If Merrimack Valley and Southern New Hampshire schools are any indication, cursive handwriting isn’t going away anytime soon.
“Children still need cursive as far as signing their names on checks and official papers,” said Carol Mack, principal of the Matthew Thornton School in Londonderry. “We don’t put the same amount of emphasis on it like we used to, but it’s important for them to be able to read it still.”
In Haverhill, Superintendent of Schools James Scully said penmanship will be taught at local elementary schools as long as he’s around.
“I don’t see us de-emphasizing that,” he said. “At least not in my lifetime.”
The use and teaching of cursive writing has been fading from society since the arrival of the computer keyboard. Common core education standards require proficiency in keyboarding by grade 4, but not in cursive hand-writing.
In New Hampshire, cursive handwriting is not a requirement — and may never have been. School districts make a choice as to whether they want to teach cursive.
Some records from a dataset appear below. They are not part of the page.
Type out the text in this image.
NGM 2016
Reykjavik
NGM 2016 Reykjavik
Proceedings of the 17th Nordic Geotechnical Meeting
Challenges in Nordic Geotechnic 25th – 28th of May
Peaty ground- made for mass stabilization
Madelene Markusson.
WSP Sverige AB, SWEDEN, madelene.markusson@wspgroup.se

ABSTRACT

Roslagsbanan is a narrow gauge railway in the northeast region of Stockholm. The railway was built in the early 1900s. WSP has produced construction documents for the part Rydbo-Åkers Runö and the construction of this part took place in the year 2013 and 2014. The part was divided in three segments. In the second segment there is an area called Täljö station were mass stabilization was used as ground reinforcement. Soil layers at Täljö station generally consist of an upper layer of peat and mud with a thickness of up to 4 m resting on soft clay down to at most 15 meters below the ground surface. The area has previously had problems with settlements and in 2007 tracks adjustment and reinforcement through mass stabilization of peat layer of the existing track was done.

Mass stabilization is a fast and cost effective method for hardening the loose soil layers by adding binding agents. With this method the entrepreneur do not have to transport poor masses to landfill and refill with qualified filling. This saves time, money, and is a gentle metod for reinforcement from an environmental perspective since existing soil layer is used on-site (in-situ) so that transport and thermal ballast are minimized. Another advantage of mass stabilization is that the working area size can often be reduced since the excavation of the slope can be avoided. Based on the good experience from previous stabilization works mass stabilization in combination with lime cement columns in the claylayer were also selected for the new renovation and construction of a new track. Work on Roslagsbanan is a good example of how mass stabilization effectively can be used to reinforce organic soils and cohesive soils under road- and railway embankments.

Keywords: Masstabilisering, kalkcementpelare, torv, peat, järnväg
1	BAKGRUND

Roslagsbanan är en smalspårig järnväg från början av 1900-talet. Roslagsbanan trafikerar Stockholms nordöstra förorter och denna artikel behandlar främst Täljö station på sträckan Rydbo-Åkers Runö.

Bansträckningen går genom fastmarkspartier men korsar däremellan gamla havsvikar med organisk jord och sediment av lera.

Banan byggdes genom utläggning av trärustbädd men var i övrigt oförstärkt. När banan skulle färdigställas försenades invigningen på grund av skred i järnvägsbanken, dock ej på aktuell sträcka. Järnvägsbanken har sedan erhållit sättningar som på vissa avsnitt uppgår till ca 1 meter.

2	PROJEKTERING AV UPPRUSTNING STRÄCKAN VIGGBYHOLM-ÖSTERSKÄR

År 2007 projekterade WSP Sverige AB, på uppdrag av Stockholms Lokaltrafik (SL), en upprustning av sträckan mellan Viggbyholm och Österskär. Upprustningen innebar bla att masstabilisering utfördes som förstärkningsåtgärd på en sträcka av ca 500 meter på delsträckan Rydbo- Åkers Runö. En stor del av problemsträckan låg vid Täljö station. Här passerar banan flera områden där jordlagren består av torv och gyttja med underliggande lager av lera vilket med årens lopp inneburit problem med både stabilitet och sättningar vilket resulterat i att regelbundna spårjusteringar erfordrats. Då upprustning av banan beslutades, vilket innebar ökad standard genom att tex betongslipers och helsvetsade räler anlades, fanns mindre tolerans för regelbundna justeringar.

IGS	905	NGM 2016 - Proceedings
Some do, and some don’t, according to Judith Sillion of the New Hampshire Department of Education.
“It’s not a requirement, but a number of districts offer it,” she said. “I have heard that some don’t.”
The same is true in Massachusetts, said JC Considine, director of board and media relations for the Department of Elementary and Secondary Education.
Massachusetts added a standard in 2011 requiring that all fourth-graders be able to “write legible by hand, using either printing or cursive handwriting.”
“Some schools teach cursive handwriting, some don’t,” he said. “The point of writing is communication, hence we placed the emphasis on legibility, rather than the form of the letters.”
While cursive handwriting is not a requirement, that hasn’t stopped schools — both public and private — from teaching it.